Master of Indian Cuisine – Charity Chef
Around Sydney, there must be two generations of diner-fans of Indian chef, Kumar Mahadevan. Following his apprenticeship with India’s renowned Taj Hotels, Kumar opened a restaurant in Australia. The popular Abhi’s at North Strathfield, which this year chalks up 25 years of successful operation. Today, Kumar is also proud Owner/Chef of a new Indian legend, AKI’s at Woolloomooloo Wharf. Understandable pride, with awards of the prestigious Chef’s Hat and a Wine Glass fom the SMH Good Food Guide 2015. That makes a stunning 4 years in a row for AKI's to receive such an award. Kumar is not a man to rest on his laurels – he keeps VERY busy. 2010 saw him announced as Indian Ambassador for Ozharvest, the charity food distribution group. In February this year he’ll again undertake a role he enjoys - running a class at the Sydney Seafood School. In March, he’s back for Ozharvest, with other leading chefs, overseeing the Ozharvest CEO Cookoff. This sees senior execs from major companies getting down and messy in the kitchen, competing in this fun charity fundraiser.
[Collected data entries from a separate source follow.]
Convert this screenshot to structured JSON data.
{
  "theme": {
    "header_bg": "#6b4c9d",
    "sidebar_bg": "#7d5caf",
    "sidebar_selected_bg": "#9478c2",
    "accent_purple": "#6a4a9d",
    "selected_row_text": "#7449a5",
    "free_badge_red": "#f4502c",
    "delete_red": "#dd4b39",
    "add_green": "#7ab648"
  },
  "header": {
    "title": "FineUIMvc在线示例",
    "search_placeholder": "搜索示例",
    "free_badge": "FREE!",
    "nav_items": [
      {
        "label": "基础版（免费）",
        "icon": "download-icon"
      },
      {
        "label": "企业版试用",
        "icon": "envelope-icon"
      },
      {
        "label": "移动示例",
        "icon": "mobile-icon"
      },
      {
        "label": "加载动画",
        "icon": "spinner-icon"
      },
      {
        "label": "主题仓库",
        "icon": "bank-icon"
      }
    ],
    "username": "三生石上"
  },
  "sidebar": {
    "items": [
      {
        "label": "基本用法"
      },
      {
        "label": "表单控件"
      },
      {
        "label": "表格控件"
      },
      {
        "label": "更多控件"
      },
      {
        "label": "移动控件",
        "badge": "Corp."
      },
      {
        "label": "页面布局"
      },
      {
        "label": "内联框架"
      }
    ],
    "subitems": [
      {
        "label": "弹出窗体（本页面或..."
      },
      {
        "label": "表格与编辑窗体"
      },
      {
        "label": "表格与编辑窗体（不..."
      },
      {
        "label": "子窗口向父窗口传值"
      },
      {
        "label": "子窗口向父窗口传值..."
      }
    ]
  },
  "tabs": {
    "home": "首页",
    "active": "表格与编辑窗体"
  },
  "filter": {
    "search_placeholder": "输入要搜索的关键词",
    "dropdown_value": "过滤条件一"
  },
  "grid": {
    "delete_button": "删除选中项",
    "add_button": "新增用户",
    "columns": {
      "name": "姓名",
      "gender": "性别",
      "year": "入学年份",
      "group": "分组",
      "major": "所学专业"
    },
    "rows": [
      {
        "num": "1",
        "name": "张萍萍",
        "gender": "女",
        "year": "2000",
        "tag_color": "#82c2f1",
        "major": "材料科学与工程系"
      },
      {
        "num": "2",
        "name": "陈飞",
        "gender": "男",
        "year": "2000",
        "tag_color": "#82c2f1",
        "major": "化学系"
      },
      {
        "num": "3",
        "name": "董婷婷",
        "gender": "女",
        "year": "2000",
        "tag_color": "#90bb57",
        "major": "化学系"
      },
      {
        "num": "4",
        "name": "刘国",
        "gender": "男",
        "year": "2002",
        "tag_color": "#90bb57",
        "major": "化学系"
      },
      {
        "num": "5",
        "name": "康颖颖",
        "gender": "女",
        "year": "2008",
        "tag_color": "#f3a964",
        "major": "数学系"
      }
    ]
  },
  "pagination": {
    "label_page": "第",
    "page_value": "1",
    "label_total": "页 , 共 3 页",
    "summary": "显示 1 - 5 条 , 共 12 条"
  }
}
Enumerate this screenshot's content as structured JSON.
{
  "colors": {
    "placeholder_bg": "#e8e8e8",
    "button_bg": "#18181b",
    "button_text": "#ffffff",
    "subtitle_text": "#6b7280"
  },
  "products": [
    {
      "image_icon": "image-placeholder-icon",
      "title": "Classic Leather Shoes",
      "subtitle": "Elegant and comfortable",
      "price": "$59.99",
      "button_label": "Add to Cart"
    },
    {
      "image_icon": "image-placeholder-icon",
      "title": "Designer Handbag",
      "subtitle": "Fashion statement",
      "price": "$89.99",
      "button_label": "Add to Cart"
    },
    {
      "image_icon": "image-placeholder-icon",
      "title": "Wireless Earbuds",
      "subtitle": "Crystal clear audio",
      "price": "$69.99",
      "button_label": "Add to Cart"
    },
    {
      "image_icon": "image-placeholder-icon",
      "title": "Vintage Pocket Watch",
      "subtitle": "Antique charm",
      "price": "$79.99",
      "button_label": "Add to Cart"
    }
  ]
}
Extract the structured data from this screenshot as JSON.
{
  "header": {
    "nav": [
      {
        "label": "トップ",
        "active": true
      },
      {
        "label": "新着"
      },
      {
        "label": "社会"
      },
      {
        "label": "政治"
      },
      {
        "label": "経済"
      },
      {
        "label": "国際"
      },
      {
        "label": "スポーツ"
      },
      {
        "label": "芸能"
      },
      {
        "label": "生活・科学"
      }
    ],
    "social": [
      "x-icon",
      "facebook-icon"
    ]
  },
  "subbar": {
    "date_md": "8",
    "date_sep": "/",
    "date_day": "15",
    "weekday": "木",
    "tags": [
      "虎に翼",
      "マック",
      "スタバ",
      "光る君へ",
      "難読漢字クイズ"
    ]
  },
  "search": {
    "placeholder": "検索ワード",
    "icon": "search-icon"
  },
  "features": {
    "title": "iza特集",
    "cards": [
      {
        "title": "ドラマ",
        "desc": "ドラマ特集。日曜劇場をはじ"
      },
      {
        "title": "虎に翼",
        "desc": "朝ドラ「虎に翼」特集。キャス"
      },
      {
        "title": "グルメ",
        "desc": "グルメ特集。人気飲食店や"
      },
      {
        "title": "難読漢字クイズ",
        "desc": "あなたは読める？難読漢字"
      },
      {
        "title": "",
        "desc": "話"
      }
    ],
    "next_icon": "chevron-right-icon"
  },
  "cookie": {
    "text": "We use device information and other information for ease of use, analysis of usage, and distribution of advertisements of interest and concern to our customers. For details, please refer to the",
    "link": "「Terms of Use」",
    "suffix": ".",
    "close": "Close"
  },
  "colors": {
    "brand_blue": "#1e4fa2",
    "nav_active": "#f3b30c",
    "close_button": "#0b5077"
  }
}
This lady’s place is in the kitchen
Giada De Laurentiis - despite a privileged background as the granddaughter of famed film producer Dino De Laurentiis - has chosen to run her own race, and very successfully. Giada grew up in a large Italian family where the culture of food was evident daily, and she spent lots of time in family kitchens and restaurants. Giada undertook professional training at Le Cordon Bleu in Paris, specialising in cuisine and pastry. This was to lead to professional appointments at the prestigious Ritz Carlton Fine Dining Room and Wolfgang Puck’s Spago restaurant in Beverly Hills, then a regular role on the national ”Today” TV show. Next came her own programme on the powerful Food Network, hosting her Emmy Award-winning, daytime cooking show, "Everyday Italian". A bright and popular chef, Giada De Laurentiis has built further success through several best-selling cookbooks and her popular kitchenware and food product ranges. SydneyRestaurants.com will keep you in touch with Giada’s glittering career.
Heston here in 2015!
Australia will welcome colourful chef, Heston Blumenthal and his Fat Duck restaurant next year. Heston closes the Fat Duck, his three-Michelin starred UK restaurant, at Christmas, to move the entire operation to Melbourne for six months. Australian diners will get the chance to experience his “edible science” and cuisine showmanship. Heston will bring his entire British staff and parts of Fat Duck to Crown Resorts in February 2015. Apparently, the Melbourne restaurant will seat 45 people and have a staff of around 70. Blumenthal's first restaurant outside the UK has been two years in planning. "I love Melbourne, I’ve been coming here for quite a while, and one of my close mates, Neil Perry, has restaurants here.” Local interest in scoring a booking at the colourful Fat Duck is so high, that a ballot is being run to establish a very exclusive guest list. SydneyRestaurants.com will be closely watching developments.
News from Jamie Oliver
Jamie’s debut on TV was a documentary about the River Café in 1997. After that he was offered his own show, thus The Naked Chef was born. The concept behind the show was completely different and new.The show focused on stripping down the food to its plain rudiments and Jamie with his matter-of-fact approach and practical style was a breath of fresh air for the audience, thus making the show his claim to fame. His book under the same title was released with the show and was an immediate success. His programmes are broadcast in over a 100 countries. Having been translated into over 30 languages, the accompanying cookbooks are bestsellers not only in the UK but across the world. His 2010 book, "Jamie's 30 Minute Meals", became Jamie's first book to sell more than a million in the UK as well as being the fastest-selling non-fiction book since records began! SydneyRestaurants.com will keep you in touch with his next ventures.